The images in a digital camera are stored as 1s and 0s, but they are acquired by a CCD analog imager. Processing the CCD signal requires analog functions such as sampling, variable-gain amplification, and A/D conversion. Displaying the image on the liquid-crystal display requires analog functions, such as D/A conversion, filtering, and gamma correction. Many digital cameras include audio functions, and therefore require audio codecs and amplifiers to drive the speakers and microphones.

Wireless communication is also made possible by analog technology. Cellular carriers brag about their all-digital networks, but humans don’t speak in 1s and 0s, and don’t hear that way either. Voices must be digitized by A/D converters and reconstructed by D/A converters. And, while the data being transmitted is digital, the transmission medium is analog. 1s and 0s can’t be transmitted as-is—they must first be modulated onto high-frequency carriers. On the receive side, weak signals must be captured by low-noise amplifiers—and demodulated. Power for all of these functions must be supplied by a small battery that lasts for weeks between charges, can be recharged quickly, and can be used while it is being charged. This requires complex analog power-management techniques.
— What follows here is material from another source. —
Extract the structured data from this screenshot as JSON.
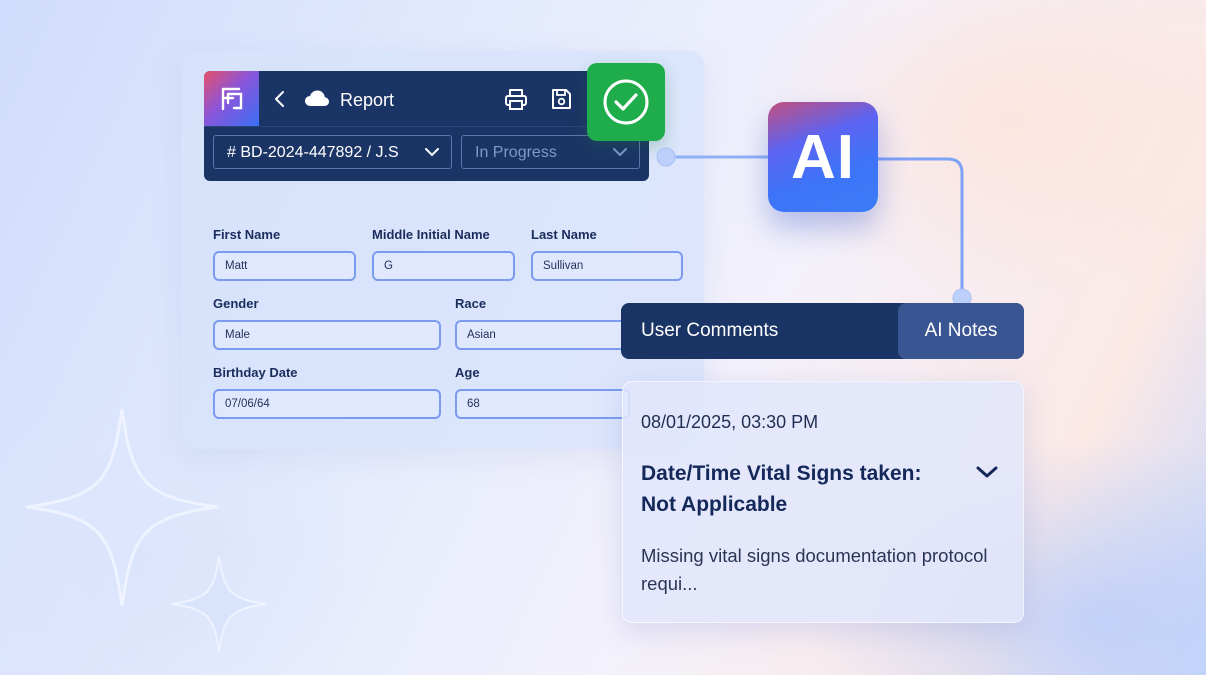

Analog Devices, with its technologies, products, application notes, data sheets, application seminars, design tools, web site, field application engineers—and publications such as Analog Dialogue—seeks to help foster both the technology and expertise that designers—trained in either analog or digital—can use to cope with the realities of a mixed-signal world.

Scott Wayne [scott.wayne@analog.com]


[i] Tom Clancy, The Teeth of the Tiger. New York: G. P. Putnam’s Sons, hardcover (2003).